Dicionário Histórico de Cinema Sul-Americano#148: Suriname
SURINAME. (República do Suriname). Antigamente colônia britânica, depois holandesa, o Suriname se tornou independente da Holanda em 1975. Margeado pela Guiana ao oeste, pela Guiana Francesa ao leste, pelo Brasil ao sul e pelo Oceano Atlântico ao norte, o Suriname tem uma população atualmente de apenas um pouco mais de 500 mil habitantes, e é o menor estado autônomo na América do Sul. Como as vizinhas Guianas, a maior parte da população vive na região costeira norte (que inclui a capital, Paramaribo), e o país igualmente não possui uma verdadeira história do cinema, ainda que um proeminente diretor nascido no Suriname, Pim de la Parra, tenha escrito e dirigido mais de vinte e cinco longas desde 1965 (*).
Habitado por variadas populações indigenas, incluindo o grupo de fala arawak nomeado "surinen", a área foi visitada por exploradores franceses, espanhois e holandeses no século XVI e foi estabelecida (em Marshall's Creek) pelos ingleses, que chamaram o território de Suriname. Em 1667, ao término da segunda guerra anglo-holandesa, a colônia latifundiária foi dada aos holandeses.

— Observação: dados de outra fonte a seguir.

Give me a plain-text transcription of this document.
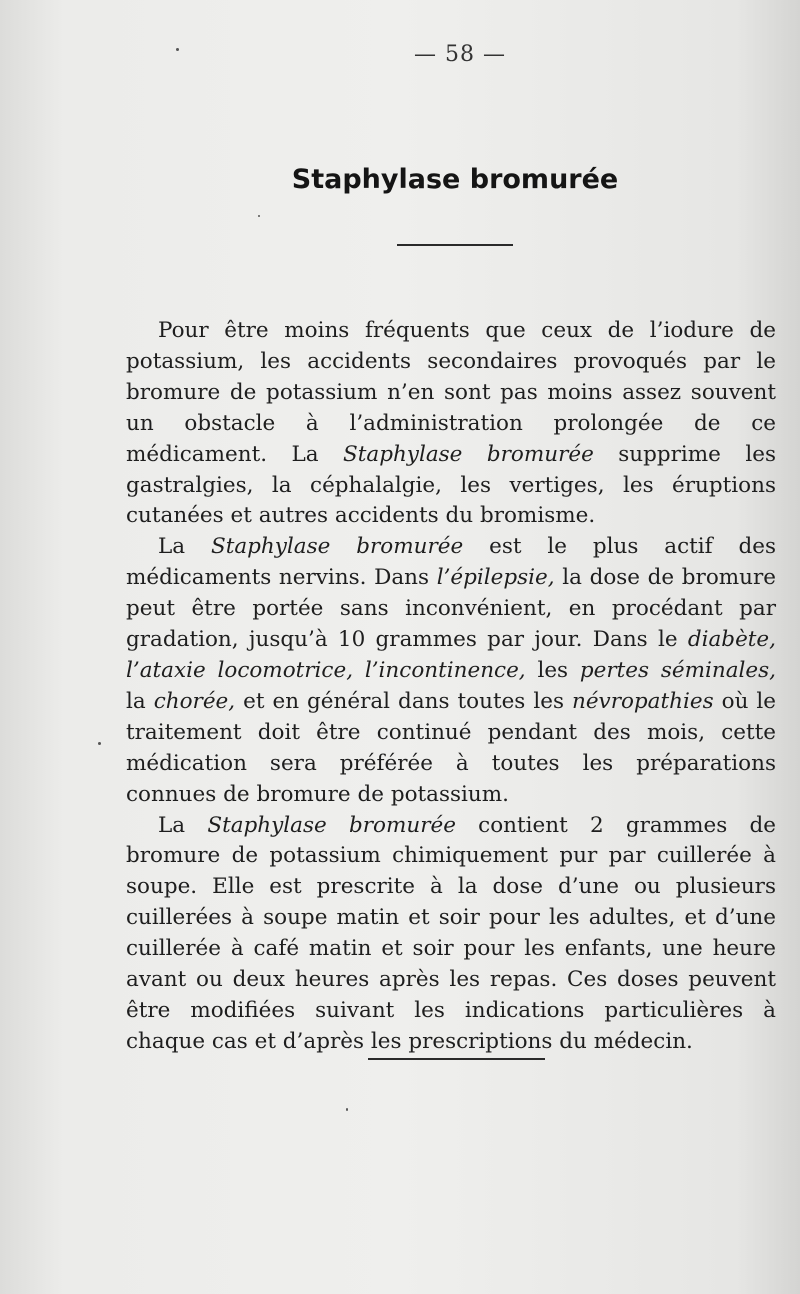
— 58 —
Staphylase bromurée

Pour être moins fréquents que ceux de l’iodure de potassium, les accidents secondaires provoqués par le bromure de potassium n’en sont pas moins assez souvent un obstacle à l’administration prolongée de ce médicament. La Staphylase bromurée supprime les gastralgies, la céphalalgie, les vertiges, les éruptions cutanées et autres accidents du bromisme.

La Staphylase bromurée est le plus actif des médicaments nervins. Dans l’épilepsie, la dose de bromure peut être portée sans inconvénient, en procédant par gradation, jusqu’à 10 grammes par jour. Dans le diabète, l’ataxie locomotrice, l’incontinence, les pertes séminales, la chorée, et en général dans toutes les névropathies où le traitement doit être continué pendant des mois, cette médication sera préférée à toutes les préparations connues de bromure de potassium.

La Staphylase bromurée contient 2 grammes de bromure de potassium chimiquement pur par cuillerée à soupe. Elle est prescrite à la dose d’une ou plusieurs cuillerées à soupe matin et soir pour les adultes, et d’une cuillerée à café matin et soir pour les enfants, une heure avant ou deux heures après les repas. Ces doses peuvent être modifiées suivant les indications particulières à chaque cas et d’après les prescriptions du médecin.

Alguns escravos africanos que foram importados para trabalhar nas plantações de café, açúcar e coco ao longo dos rios escaparam, e os recém-formados clãs de "maroons" impuseram tratados de paz em meados do século XVIII. Após a abolição da escravidão, em 1863, servos contratados foram trazidos da Indonésia, Índia, China e Oriente Médio, e consequentemente a corrente população do Suriname se encontra dentre as mais etnicamente diversas do mundo. Após a independência houve um golpe militar socialista em 1980; a democracia foi restaurada em 1987, apesar de uma guerra civil entre o exército e grupos de maroons ter durado até 1992. A economia do Suriname é dominada pelo minério de bauxita (minério do alumínio), embora as reservas de ouro e petróleo estejam agora sendo exploradas.

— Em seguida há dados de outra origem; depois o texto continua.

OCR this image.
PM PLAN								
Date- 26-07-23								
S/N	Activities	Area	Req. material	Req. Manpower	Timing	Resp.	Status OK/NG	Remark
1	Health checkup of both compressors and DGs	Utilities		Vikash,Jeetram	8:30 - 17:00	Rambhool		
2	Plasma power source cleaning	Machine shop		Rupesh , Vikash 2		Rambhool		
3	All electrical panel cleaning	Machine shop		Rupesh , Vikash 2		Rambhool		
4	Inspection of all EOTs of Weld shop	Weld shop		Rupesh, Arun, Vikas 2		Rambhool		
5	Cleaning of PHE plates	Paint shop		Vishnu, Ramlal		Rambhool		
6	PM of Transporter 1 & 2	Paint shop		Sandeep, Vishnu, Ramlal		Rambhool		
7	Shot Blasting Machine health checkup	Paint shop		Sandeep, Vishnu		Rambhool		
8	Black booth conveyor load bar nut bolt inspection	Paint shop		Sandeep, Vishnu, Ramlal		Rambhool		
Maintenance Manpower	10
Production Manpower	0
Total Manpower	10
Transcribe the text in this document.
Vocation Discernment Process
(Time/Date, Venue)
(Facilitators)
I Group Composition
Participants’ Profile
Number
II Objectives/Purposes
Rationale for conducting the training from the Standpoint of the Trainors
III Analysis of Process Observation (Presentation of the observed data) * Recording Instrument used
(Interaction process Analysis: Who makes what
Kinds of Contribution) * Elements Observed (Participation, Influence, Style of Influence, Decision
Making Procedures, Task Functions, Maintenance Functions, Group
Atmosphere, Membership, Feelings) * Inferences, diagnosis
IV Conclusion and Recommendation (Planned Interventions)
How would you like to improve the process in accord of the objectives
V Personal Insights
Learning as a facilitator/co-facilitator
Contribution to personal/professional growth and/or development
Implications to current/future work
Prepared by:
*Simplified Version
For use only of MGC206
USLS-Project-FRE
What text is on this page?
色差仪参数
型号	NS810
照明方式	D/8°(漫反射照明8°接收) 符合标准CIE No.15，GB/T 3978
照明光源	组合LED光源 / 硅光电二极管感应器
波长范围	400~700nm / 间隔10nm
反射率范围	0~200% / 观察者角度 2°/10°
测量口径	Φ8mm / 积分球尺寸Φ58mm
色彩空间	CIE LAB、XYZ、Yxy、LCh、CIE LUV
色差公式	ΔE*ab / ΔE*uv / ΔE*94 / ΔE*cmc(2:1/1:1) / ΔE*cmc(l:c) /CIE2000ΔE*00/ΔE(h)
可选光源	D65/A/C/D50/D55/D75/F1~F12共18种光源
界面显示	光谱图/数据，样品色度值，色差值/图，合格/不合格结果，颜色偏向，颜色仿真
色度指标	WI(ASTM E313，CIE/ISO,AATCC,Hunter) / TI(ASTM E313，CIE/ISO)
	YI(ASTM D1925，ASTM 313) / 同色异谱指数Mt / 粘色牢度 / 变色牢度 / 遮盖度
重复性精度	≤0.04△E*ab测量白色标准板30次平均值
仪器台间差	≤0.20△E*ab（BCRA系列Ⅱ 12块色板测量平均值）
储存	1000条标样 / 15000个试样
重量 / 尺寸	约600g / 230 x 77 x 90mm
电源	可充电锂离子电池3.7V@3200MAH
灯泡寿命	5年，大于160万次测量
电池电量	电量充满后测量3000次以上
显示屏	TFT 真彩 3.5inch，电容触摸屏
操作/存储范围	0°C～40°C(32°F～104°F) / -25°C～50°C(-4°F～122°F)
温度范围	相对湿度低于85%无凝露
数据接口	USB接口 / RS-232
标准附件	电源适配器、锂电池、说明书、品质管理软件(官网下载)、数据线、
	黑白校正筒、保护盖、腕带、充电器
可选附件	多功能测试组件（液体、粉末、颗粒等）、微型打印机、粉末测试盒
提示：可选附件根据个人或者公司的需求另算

Cinejornais holandeses foram filmados no Suriname durante o período colonial, e em 1962 um longa ficcional hollywoodiano, The Spiral Road [Labirinto de Paixões], estrelado por Rock Hudson, dirigido por Robert Mulligan, e baseado em um livro de Jan de Hartog, foi filmado em e nos arredores de Paramaribo. Após realizar uma série de curtas e longas na Holanda e na Alemanha, Pim de la Parra realizou o primeiro longa do Suriname, em 1976, Wan Pipel (One People), sobre a relação entre um estudante negro retornando ao seu país e uma enfermeira de ascendência indiana. De la Parra realizou uma série de filmes de sexo explícito na Holanda e não retornou ao Suriname senão em 1996, onde ajudou a estabelecer a Academia de Cinema do Suriname, e dirigiu seu primeiro longa Het Geheim van de Saramacca Rivier (The Secret of the Saramacca River) em 2007. Dentre os realizadores surinameses estão John Slagveer (Gespannen Borsten, 1995); Ruby Pocomi, que dirigiu o primeiro filme infantil do Suriname, Sjommie (2003); e a dupla Louis Vismale/Romeo Starke, que realizou diversos filmes, incluindo seu primeiro longa, Verkeerd (Wrong, 2003).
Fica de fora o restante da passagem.